Linear algebra, finding polynomial of degree of 2 or less that gives minimal result for certain condition

Question

yesterday I had an exam in linear algebra, and I had the following problem: find a real polynomial of deg $\leq$ $2$ $$p(x)= A+Bx+Cx^2$$ that satisfies $p(0)=0$ and the value of $$|p(1)-1|^2+|p(-1)-1|^2+|p(2)|^2$$ is minimal. $$$$after the test I realized almost no one solved this question on the exam(good thing there was a choice :) ), I would be more than thankful if someone could clarify how to solve it or give a good solution.
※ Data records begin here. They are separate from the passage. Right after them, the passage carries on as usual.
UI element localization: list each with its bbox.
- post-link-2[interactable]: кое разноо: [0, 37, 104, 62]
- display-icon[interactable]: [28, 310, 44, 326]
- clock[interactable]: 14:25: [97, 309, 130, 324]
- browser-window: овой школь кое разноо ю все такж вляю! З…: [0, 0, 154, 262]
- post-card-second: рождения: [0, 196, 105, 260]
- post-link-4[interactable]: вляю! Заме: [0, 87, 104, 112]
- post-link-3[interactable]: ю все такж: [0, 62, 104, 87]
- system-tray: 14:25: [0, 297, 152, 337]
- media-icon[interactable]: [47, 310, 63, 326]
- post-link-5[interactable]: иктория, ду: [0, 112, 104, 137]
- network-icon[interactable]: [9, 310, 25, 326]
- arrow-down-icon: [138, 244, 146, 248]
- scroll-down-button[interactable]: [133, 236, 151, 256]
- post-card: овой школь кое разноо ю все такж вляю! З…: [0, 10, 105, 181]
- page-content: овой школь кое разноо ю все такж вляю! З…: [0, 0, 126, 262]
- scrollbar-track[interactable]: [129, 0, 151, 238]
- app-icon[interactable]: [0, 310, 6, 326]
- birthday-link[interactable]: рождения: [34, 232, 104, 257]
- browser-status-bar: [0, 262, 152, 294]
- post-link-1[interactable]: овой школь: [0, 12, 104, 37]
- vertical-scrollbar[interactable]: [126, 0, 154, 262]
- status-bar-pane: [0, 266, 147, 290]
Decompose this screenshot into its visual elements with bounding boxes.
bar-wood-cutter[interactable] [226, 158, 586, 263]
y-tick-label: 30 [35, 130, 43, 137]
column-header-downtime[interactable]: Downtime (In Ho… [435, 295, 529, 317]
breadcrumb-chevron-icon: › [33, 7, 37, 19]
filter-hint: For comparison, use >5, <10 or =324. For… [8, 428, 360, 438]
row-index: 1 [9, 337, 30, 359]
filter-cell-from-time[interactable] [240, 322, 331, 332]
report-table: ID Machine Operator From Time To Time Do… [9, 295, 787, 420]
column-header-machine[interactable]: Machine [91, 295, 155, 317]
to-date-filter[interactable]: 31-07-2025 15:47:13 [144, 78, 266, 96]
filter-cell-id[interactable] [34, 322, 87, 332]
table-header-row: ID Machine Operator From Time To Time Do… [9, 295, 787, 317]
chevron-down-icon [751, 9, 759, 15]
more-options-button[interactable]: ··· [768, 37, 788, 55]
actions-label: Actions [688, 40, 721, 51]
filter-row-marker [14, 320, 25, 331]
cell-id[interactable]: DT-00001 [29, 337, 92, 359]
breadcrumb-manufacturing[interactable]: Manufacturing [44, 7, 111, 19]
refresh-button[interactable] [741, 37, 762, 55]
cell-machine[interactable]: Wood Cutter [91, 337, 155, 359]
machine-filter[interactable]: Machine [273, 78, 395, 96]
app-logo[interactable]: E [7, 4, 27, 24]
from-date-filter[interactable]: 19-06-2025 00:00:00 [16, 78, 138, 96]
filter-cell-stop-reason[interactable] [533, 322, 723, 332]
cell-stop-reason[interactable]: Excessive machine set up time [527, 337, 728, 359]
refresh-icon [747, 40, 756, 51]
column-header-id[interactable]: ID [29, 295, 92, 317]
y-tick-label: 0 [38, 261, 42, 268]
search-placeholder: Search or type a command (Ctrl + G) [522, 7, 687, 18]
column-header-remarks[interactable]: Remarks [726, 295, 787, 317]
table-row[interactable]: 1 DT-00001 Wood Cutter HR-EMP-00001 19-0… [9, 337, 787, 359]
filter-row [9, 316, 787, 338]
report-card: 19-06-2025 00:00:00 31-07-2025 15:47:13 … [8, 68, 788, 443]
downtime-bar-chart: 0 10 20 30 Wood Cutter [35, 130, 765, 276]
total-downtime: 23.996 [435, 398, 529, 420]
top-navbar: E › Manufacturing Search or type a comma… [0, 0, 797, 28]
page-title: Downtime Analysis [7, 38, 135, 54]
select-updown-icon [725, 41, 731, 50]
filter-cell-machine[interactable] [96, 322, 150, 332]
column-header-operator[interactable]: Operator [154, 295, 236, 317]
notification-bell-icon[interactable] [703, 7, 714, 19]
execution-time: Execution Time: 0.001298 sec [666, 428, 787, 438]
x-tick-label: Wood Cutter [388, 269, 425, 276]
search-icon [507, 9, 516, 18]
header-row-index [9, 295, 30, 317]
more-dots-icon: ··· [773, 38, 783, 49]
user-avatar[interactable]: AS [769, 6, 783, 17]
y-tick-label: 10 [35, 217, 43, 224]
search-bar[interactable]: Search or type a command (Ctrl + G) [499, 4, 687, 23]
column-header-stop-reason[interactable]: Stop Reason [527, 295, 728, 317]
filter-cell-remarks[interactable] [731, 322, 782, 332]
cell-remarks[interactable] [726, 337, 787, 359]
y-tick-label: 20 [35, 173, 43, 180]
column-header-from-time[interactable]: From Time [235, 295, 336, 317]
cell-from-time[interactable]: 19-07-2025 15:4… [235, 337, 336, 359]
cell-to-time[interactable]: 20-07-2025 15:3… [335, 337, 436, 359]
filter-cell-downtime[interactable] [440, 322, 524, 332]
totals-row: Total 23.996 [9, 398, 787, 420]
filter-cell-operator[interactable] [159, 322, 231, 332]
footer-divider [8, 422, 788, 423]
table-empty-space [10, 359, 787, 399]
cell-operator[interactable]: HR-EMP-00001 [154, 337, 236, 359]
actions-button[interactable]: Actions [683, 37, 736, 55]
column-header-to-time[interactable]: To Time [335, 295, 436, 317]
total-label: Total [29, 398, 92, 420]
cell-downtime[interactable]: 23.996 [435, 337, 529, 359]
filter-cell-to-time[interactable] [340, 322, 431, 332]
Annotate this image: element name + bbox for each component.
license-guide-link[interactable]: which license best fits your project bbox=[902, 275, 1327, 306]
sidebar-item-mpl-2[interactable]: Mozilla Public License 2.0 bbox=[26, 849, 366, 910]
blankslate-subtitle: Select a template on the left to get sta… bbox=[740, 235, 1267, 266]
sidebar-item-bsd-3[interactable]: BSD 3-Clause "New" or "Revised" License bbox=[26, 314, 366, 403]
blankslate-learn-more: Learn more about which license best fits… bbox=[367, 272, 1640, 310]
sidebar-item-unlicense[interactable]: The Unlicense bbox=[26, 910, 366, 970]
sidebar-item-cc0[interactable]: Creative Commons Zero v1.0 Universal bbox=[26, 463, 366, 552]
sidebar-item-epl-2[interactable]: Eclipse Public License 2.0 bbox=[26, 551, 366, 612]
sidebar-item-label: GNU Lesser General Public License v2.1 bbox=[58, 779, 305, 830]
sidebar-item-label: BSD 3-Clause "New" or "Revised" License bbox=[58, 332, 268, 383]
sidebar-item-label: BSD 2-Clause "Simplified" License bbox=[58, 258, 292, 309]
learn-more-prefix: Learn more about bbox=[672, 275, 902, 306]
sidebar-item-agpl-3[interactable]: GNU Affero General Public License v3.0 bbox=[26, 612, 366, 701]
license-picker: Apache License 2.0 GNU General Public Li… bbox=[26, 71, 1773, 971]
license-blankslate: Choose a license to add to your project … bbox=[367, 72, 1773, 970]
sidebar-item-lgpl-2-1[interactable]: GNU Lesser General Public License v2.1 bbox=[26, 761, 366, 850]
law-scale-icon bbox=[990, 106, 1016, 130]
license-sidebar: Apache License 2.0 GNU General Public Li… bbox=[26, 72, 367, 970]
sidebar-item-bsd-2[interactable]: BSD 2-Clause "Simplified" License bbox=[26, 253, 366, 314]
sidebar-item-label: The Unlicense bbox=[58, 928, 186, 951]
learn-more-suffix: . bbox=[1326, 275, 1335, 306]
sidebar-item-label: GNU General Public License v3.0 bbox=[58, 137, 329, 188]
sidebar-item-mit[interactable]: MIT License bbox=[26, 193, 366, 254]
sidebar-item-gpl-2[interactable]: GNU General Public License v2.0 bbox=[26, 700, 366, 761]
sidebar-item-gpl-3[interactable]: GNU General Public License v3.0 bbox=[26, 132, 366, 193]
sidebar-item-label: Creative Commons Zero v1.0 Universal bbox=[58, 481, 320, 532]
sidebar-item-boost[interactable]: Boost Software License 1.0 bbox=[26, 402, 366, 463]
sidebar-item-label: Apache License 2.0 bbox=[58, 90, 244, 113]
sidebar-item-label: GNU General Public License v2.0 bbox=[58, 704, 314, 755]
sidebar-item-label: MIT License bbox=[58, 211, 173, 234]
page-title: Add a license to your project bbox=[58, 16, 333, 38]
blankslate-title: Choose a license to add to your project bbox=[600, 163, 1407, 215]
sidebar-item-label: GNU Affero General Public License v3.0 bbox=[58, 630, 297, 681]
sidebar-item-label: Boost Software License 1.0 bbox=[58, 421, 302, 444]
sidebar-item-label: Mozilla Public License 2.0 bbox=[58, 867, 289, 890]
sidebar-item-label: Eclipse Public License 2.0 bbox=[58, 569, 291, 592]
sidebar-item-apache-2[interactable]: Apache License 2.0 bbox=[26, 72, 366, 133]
I'll add and say it's probably related somehow to IP spaces and minimization problems (using the orthogonal projection, triangle equality, or Cauchy-Schwarz inequality in some shape or form)

Answer 1

Since $p(0)=0$, $A=0$.

Now $p(1)=B+C$, $p(-1)=-B+C$ and $p(2)=2B+4C$. So, the objective function is $$\Phi=(B+C-1)^2+(-B+C-1)^2+(2 B+4 C)^2=6 B^2+16 B C+18 C^2-4 C+2$$ Compute the partial derivatives $\Phi'_B$ and $\Phi'_C$; set them equal to zero and you have two linear equations in $(B,C)$. When solved, plug the values in $\Phi$.

Answer 2

Indeed there is a nice geometry way:

we have to mimimize the square of the distance between the points $(x,y,z)$ and $(1,1,0)$ where $x=p(1)=B+C,y=p(-1)=C-B,z=p(2)=2B+4C$ clearly $x,y,z$ lie in the plane $\phi=3x+y-z=0$.

So the minimum distance between the point $(x,y,z)$ and $(1,1,0)$ is the distance between the plane $\phi$ and $(1,1,0)$ $$=\frac{3(1)+1-0}{\sqrt{3^2+1^2+1^2}}$$ and the answer will be the square of this distance which is $\frac{16}{11}$